To verify that everything is working we can use the bounding box coordinates to draw a rectangle onto the corresponding image:

# Get image path by index
path = image_paths[0]
img = cv2.imread(path)

# Draw bounding box onto image
# Coordinates copied from generated label
cv2.rectangle(img,(1093,645),(1396,727),(0,255,128),3)

# Make window with name Test resizeable
cv2.namedWindow('Test', cv2.WINDOW_NORMAL)

# Display selected image in Test window
cv2.imshow('Test', img)
cv2.waitKey(0)
cv2.destroyAllWindows()

Yolo App Data Collection

Normalize Data

The models I am going to use later have been trained on a specific image size.

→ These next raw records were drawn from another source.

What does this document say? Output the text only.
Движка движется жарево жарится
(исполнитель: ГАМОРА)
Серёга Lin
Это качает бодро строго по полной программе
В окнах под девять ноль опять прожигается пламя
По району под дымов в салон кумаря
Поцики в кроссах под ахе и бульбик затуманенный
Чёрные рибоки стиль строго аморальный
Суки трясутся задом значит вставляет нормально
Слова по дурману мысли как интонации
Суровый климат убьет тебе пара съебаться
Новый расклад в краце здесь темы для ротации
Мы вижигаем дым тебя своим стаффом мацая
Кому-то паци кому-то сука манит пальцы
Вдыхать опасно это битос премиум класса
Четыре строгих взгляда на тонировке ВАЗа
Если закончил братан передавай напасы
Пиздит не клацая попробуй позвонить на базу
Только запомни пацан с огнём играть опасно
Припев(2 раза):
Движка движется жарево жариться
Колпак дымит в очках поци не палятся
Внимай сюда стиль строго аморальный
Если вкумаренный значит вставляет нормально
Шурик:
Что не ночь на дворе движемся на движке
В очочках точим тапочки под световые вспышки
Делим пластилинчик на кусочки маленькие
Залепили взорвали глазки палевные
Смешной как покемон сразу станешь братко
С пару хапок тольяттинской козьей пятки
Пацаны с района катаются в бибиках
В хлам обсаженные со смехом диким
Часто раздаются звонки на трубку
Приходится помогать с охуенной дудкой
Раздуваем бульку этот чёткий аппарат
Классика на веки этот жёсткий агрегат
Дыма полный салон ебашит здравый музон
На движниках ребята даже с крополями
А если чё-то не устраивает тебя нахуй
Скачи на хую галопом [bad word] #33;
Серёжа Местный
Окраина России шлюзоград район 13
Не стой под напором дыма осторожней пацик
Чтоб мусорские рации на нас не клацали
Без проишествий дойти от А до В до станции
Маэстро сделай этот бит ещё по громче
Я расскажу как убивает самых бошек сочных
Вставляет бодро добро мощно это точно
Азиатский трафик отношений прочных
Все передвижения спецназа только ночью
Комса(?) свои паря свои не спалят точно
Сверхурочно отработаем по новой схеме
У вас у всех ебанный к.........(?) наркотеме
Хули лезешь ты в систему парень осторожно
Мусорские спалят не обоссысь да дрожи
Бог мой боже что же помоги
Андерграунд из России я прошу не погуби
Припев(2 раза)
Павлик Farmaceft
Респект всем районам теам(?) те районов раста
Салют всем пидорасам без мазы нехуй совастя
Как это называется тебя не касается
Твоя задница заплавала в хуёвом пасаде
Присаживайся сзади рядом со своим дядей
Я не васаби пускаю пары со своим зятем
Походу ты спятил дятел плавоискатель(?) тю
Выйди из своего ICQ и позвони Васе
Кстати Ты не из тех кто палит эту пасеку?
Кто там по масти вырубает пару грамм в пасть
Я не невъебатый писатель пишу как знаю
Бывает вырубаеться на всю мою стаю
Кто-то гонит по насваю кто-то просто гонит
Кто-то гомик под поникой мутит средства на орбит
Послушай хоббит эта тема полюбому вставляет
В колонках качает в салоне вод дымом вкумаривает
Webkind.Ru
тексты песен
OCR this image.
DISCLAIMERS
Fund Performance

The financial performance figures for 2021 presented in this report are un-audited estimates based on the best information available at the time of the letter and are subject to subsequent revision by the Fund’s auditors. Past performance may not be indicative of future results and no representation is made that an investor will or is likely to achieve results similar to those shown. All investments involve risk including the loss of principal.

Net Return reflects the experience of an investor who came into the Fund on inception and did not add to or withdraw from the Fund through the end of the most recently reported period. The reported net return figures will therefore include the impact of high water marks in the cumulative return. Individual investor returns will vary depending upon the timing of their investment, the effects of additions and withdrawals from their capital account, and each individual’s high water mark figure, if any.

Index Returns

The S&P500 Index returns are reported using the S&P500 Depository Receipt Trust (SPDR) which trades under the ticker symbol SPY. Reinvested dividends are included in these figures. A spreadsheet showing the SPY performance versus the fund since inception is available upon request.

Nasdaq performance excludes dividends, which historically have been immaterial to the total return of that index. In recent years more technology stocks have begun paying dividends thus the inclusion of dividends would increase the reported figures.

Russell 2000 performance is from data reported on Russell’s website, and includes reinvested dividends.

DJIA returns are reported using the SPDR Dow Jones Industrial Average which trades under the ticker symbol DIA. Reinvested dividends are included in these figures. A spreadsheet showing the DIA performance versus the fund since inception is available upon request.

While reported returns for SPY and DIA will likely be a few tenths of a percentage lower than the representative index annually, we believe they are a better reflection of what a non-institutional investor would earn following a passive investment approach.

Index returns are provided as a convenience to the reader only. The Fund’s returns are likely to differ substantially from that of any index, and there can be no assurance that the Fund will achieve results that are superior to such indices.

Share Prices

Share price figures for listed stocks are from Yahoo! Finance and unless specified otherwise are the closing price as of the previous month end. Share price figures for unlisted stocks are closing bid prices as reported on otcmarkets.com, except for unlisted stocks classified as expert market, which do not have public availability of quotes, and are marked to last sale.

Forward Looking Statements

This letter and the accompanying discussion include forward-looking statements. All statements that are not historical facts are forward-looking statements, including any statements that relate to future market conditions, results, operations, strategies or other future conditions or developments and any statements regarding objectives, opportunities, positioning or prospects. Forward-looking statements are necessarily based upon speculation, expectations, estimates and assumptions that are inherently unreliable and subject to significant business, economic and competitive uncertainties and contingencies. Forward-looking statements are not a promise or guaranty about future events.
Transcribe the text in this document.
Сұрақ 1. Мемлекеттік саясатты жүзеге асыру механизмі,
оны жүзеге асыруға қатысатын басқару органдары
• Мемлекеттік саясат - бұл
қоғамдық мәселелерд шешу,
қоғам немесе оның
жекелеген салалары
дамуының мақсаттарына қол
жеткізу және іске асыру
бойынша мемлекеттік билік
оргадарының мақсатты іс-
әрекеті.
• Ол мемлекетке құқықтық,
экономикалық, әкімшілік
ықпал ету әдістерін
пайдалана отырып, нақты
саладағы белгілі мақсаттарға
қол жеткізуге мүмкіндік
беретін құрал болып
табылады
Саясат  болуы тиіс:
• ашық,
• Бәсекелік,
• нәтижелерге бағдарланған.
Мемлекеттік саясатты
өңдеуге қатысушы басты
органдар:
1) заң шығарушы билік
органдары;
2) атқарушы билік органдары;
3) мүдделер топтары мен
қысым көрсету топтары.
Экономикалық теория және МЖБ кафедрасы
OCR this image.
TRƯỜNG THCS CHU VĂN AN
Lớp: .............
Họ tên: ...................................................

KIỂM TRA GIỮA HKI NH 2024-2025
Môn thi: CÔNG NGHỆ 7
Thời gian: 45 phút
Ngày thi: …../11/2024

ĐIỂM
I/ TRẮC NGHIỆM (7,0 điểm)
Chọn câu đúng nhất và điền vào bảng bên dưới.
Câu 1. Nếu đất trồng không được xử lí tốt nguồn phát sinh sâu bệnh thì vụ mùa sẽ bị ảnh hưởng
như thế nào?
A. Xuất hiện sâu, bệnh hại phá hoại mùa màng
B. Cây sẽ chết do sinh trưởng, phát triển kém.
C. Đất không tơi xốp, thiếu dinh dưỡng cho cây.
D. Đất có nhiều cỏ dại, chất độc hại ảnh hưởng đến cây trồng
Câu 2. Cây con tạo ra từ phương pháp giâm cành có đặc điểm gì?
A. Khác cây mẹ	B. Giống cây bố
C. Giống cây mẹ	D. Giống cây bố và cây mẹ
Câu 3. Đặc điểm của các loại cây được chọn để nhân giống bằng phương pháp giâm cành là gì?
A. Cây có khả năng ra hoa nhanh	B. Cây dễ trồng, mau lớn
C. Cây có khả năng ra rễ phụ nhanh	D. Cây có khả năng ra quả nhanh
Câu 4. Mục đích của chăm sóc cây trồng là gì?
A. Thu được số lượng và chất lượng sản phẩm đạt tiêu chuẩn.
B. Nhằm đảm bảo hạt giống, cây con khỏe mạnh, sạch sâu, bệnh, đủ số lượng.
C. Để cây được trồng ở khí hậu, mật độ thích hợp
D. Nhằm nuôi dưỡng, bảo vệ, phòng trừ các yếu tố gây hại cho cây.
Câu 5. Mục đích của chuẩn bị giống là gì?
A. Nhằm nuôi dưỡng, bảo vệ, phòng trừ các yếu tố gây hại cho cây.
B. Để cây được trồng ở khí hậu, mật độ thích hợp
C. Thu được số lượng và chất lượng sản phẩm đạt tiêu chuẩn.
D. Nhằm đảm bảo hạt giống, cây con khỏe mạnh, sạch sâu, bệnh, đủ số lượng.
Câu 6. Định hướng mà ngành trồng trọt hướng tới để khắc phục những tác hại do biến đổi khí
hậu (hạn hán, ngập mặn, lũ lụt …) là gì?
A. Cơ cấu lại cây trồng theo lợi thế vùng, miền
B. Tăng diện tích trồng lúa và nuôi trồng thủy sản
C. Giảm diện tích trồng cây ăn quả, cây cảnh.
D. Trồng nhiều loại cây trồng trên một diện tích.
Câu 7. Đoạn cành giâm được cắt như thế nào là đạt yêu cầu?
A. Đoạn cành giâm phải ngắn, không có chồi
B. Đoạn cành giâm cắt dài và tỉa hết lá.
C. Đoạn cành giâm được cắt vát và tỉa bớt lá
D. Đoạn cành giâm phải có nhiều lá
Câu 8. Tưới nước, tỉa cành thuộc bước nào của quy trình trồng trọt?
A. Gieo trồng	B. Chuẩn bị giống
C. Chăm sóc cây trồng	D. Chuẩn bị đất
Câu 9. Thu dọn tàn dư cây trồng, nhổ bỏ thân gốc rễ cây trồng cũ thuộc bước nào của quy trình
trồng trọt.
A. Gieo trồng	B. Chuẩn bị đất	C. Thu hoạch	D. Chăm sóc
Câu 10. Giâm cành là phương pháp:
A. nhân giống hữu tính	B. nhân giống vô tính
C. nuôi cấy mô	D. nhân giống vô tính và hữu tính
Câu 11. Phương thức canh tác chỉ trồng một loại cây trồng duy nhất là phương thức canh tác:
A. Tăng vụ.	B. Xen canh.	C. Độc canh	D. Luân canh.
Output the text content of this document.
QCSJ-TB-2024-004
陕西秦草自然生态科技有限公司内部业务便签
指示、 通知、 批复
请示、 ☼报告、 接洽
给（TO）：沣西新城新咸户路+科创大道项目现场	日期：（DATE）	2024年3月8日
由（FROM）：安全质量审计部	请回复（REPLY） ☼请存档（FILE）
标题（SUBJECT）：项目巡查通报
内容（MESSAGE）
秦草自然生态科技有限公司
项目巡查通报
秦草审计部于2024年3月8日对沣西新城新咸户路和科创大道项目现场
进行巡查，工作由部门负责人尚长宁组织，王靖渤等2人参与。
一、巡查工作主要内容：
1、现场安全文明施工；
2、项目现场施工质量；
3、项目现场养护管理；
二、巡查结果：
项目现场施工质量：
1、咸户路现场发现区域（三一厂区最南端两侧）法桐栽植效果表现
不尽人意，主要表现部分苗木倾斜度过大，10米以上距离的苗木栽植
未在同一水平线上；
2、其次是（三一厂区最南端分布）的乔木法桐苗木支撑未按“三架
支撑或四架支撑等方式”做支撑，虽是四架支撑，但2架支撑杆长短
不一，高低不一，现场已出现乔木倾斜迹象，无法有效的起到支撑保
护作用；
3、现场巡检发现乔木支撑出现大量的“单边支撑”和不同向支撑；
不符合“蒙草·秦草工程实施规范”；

I have to normalize all images and the generated bounding boxes to fit this requirement - e.g. an file size of 224x224 pixels:

from tensorflow.keras.preprocessing.image import load_img, img_to_array

# Get array coordinates from labels
labels = df.iloc[:,2:].values

data = []
output = []

# Loop over all images and normalize
for i in range(len(image_paths)):

# Get image path by index
image = image_paths[i]

# Get image dimensions from it' s shape
image_array = cv2.imread(image)
h,w,d = image_array.shape

# Normalize image size to fit tf model (input)
load_image = load_img(image,target_size=(224,224))
load_image_array = img_to_array(load_image)
norm_load_image_array = load_image_array/255

# Normalize coordinates from labels (output)
xmin, xmax, ymin, ymax = labels[i]
nxmin, nxmax = xmin/w, xmax/w
nymin, nymax = ymin/h, ymax/h
label_norm = (nxmin,nxmax,nymin,nymax)

# Append results to output arrays
data.append(norm_load_image_array)
output.append(label_norm)

X = np.array(data, dtype=np.float32)
Y = np.array(output, dtype=np.float32)

Divide into Training and Testing Data Set

Divide the training images and labels by a 80:20 split:

from sklearn.model_selection import train_test_split

X = np.array(data, dtype=np.float32)
Y = np.array(output, dtype=np.float32)

x_train, x_test, y_train, y_test = train_test_split(X, Y, train_size=0.8, random_state=0)

Now I am ready to continue training my Tensorflow model to be able to detect license plates!